Dr Gavin Spence is a paediatric orthopaedic surgeon with 24 years’ experience, including working at the top paediatric hospitals in London, such as Great Ormond Street Hospital for Children. In 10 years as a consultant, he performed nearly 4,000 procedures independently and taught as a surgical tutor. In 2019, Dr Spence was voted ‘Trainer of the Year’ by the British Orthopaedic Trainees’ Association. He has recently joined the team at Burjeel Hospital for Advanced Surgery

My toddler is pigeon-toed. It doesn’t bother him, but it does seem to slow him down. Is this something he will need help to fix?

“Almost certainly this is something he will grow out of. All children are born with feet that point in and they straighten by themselves with time. Orthotics, special shoes, physiotherapy and special diets make no difference, the only thing that works is time.”

My two-year-old is bow legged. It is a family trait from my husband’s side of the family. Is it too late to do something about this?

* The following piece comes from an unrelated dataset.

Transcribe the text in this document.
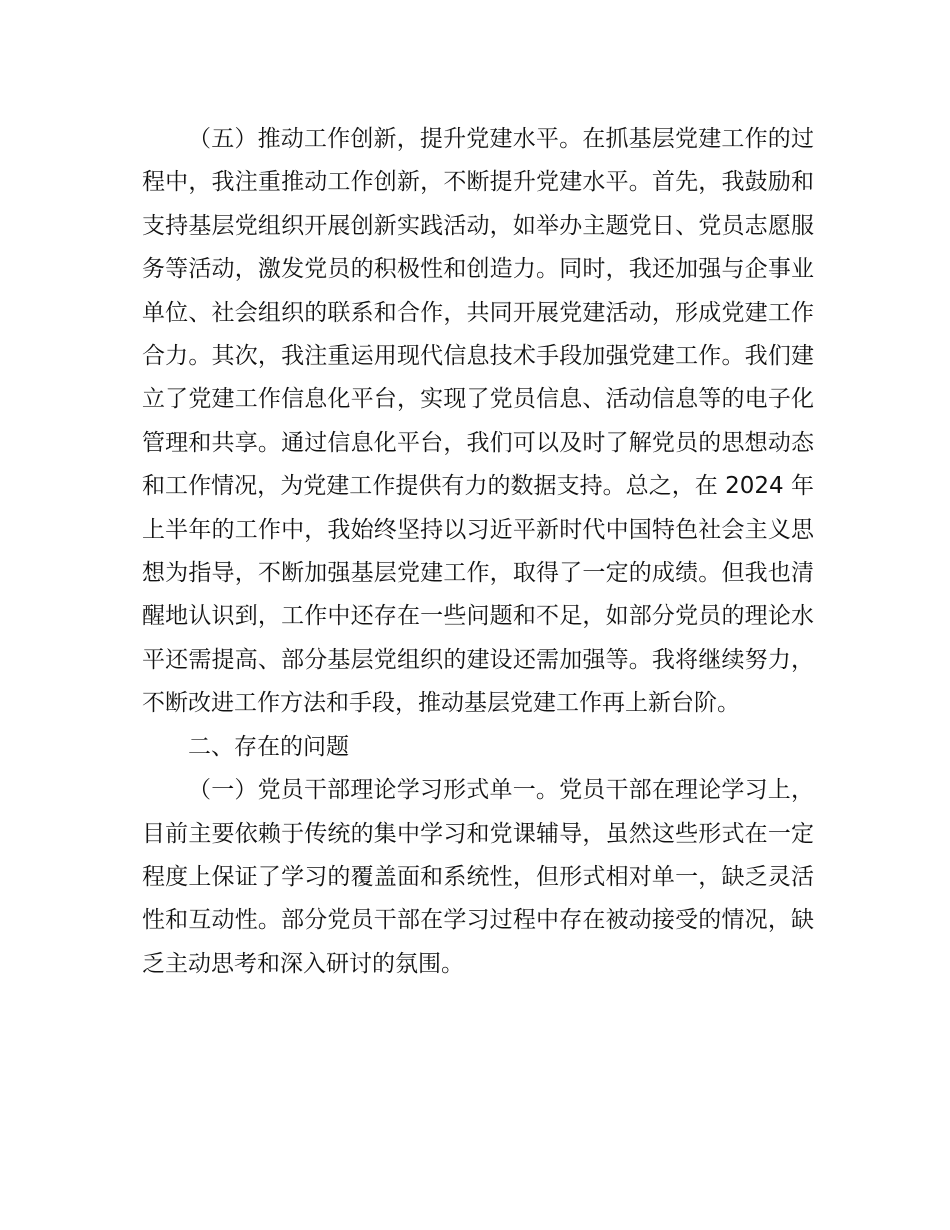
（五）推动工作创新，提升党建水平。在抓基层党建工作的过程中，我注重推动工作创新，不断提升党建水平。首先，我鼓励和支持基层党组织开展创新实践活动，如举办主题党日、党员志愿服务等活动，激发党员的积极性和创造力。同时，我还加强与企事业单位、社会组织的联系和合作，共同开展党建活动，形成党建工作合力。其次，我注重运用现代信息技术手段加强党建工作。我们建立了党建工作信息化平台，实现了党员信息、活动信息等的电子化管理和共享。通过信息化平台，我们可以及时了解党员的思想动态和工作情况，为党建工作提供有力的数据支持。总之，在 2024 年上半年的工作中，我始终坚持以习近平新时代中国特色社会主义思想为指导，不断加强基层党建工作，取得了一定的成绩。但我也清醒地认识到，工作中还存在一些问题和不足，如部分党员的理论水平还需提高、部分基层党组织的建设还需加强等。我将继续努力，不断改进工作方法和手段，推动基层党建工作再上新台阶。

二、存在的问题

（一）党员干部理论学习形式单一。党员干部在理论学习上，目前主要依赖于传统的集中学习和党课辅导，虽然这些形式在一定程度上保证了学习的覆盖面和系统性，但形式相对单一，缺乏灵活性和互动性。部分党员干部在学习过程中存在被动接受的情况，缺乏主动思考和深入研讨的氛围。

“It’s definitely not too late! Most children are born bow legged and, like ‘pigeon-toes’, they usually straighten out by themselves with time. There are a few rare exceptions which do need treatment, but we don’t usually start that until age four at the earliest, because usually nature does the job for us. At two years of age, there’s still plenty of time.“

My baby seems to have his head tilted to one side a lot. Is this normal?

“It can be a sign of a condition called torticollis, a shortening of one of the neck muscles. Physiotherapy often cures this. We have to operate rarely. But it can be a warning of other associated problems, in particular hip dislocation, so it is important to get your child checked.”

My three-year-old has flat feet. Does he need insoles?

“No, flat feet are actually normal in young children. Most develop an arch with time, but about 20 percent go on to become adults with flat feet. Contrary to popular opinion, flat feet don’t really cause disability (the Olympic gold medalist sprinter Usain Bolt has them!). We worry much more about feet with high arches, which often do cause problems. Special insoles in most cases are unnecessary, expensive and single the child out as different when most of them just want to be like their friends.”

My toddler can’t keep up with the others, is there something wrong with her?

“Bear in mind that normal development encompasses a wide range and children develop at their own rates – some rapidly, some need more time. Also remember that human walking is finely tuned and kids don’t get good at it until about age five. Until then, they do tend to stumble and fall a lot. That said, there are some walking ‘styles’ that indicate a problem. These need specialist knowledge to identify. If there is a difference between the two sides, in other words an asymmetrical walk, then a check-up would be a good idea.”